“Can you manage a bicycle?”
“I can’t now; but I’ll larn. Is it a go?”
“Let him,” said Long Jim, “and we’ll all be at the bottom to pick him up.”
The stranger at last consented, very reluctantly; and it was agreed that on the day named we should be at the “drift”. Abe disappeared for several days, returning at the end of that time with several scratches on his hands and a decided stiffness in his legs. He would say nothing to satisfy our curiosity beyond the simple remark that he had been “Larning to steer a lightning wheel-barrer down a hill.”
On the appointed day, having satisfied ourselves that Abe Pike meant to stick to his contract, we all rode off to the “drift” to await the descent and pick up the pieces.
The stranger kept up his side of the agreement; and, as it turned out, he gave up his machine into the shaky control of Uncle Abe, after much advice upon the art of steering round a corner on a slope.
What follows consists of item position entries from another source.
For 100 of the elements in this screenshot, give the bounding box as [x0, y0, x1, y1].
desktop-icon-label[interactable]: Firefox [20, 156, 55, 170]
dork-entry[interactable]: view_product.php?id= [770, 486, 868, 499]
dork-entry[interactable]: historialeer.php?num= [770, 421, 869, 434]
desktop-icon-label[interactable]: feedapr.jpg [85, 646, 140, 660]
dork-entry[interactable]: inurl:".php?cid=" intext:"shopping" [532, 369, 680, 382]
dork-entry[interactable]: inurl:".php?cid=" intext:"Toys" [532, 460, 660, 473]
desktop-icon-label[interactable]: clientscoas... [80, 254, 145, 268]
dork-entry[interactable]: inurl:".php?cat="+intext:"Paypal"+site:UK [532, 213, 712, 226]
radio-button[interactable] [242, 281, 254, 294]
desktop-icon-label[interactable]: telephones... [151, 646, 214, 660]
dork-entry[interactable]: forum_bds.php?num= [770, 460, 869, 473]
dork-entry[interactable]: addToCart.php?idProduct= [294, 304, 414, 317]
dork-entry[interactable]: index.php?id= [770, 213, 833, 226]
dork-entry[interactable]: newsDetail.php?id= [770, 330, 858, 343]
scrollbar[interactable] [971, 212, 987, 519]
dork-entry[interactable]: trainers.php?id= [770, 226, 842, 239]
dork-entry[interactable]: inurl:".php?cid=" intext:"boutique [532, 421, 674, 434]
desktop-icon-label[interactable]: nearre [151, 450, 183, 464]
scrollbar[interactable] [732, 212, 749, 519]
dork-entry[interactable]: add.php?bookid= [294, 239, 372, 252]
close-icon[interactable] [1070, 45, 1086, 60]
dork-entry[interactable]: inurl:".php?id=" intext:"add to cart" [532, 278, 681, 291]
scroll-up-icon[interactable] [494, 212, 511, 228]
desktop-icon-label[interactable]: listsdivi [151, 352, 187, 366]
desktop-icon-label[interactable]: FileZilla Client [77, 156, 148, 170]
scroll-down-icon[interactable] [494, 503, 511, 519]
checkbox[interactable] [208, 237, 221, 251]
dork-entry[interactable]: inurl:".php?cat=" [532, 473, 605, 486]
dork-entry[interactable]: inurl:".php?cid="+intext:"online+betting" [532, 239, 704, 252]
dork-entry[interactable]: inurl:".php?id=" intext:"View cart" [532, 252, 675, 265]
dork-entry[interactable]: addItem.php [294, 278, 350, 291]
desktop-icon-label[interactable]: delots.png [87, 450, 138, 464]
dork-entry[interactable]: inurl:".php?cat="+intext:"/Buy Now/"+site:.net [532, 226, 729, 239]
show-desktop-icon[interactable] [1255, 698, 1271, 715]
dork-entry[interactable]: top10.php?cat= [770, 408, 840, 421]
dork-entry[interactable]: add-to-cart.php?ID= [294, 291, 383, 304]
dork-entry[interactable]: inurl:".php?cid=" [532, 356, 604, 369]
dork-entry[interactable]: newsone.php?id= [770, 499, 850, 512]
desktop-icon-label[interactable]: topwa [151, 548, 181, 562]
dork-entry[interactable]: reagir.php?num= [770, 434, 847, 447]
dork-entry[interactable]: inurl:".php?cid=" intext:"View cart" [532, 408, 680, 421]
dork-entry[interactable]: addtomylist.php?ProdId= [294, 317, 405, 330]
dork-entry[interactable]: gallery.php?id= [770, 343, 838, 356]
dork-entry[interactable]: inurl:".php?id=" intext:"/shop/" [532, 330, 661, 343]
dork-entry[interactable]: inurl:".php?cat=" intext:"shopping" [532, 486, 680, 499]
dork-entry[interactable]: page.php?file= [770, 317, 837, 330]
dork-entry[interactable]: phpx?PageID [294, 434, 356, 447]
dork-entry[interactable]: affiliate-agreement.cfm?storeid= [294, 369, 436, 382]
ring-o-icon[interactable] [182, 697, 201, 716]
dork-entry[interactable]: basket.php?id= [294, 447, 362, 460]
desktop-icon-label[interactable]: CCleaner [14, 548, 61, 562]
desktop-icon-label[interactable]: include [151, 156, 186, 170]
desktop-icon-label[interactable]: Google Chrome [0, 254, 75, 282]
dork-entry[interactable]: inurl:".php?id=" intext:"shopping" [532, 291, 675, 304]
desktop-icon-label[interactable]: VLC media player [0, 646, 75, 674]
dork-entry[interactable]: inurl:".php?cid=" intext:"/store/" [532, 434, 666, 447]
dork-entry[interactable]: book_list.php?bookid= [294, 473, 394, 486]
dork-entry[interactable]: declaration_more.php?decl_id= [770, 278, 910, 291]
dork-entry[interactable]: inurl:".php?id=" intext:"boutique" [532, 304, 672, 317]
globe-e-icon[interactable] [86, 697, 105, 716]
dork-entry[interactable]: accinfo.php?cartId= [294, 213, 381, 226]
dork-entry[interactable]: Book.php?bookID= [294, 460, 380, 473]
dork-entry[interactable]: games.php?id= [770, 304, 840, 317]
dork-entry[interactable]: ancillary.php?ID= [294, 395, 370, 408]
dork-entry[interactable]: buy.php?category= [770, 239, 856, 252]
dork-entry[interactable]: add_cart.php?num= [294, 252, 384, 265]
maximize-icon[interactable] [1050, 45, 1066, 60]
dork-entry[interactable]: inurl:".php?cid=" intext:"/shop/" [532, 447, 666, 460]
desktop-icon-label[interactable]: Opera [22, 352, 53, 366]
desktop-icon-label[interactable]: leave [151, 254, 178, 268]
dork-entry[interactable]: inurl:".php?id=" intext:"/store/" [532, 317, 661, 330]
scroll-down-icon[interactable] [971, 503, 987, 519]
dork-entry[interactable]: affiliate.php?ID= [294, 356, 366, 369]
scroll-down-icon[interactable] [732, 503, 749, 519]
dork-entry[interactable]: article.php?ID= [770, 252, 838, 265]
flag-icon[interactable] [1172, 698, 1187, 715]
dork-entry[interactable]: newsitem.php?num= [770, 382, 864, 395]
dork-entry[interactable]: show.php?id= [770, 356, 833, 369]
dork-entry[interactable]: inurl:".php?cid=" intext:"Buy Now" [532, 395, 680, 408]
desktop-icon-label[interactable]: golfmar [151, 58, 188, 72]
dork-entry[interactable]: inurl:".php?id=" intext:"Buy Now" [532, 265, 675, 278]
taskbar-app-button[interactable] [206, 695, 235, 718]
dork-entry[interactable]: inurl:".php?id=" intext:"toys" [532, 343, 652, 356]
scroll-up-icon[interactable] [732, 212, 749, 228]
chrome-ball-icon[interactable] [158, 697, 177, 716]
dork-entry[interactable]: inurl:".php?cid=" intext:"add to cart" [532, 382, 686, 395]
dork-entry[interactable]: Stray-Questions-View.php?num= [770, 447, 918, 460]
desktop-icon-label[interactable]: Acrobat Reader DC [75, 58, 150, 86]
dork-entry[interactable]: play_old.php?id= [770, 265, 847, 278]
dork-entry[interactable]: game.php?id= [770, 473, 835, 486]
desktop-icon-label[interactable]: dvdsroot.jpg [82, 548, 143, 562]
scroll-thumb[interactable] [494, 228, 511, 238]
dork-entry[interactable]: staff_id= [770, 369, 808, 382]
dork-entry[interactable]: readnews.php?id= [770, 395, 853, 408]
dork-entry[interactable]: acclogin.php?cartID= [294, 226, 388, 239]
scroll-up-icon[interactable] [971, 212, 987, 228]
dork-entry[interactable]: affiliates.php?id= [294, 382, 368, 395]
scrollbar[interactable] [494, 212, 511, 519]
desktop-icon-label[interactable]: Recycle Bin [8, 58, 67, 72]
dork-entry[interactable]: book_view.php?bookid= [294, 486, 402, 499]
Precisely at noon we heard, far up the hill, coming out of the dense wood which hid the road and the curve from our view, the silver tinkle of a bell rung continuously. Clear and sharp the sound came to us as we waited in silence, for the space of a minute, growing louder, till suddenly it ceased. After waiting a minute we all mounted and galloped up. At the great elbow bend we saw the stranger tearing down on foot, but there was no sign of Abe or of the machine.
On the road, however, there was the track of the wheel in the dust—a track that faded away up the road, but stopped short at the bend.
“Where the blazes!” said Long Jim, looking around and up into the sky.
“What’s that in the trees?” said Si, pointing down into the forest below the bend.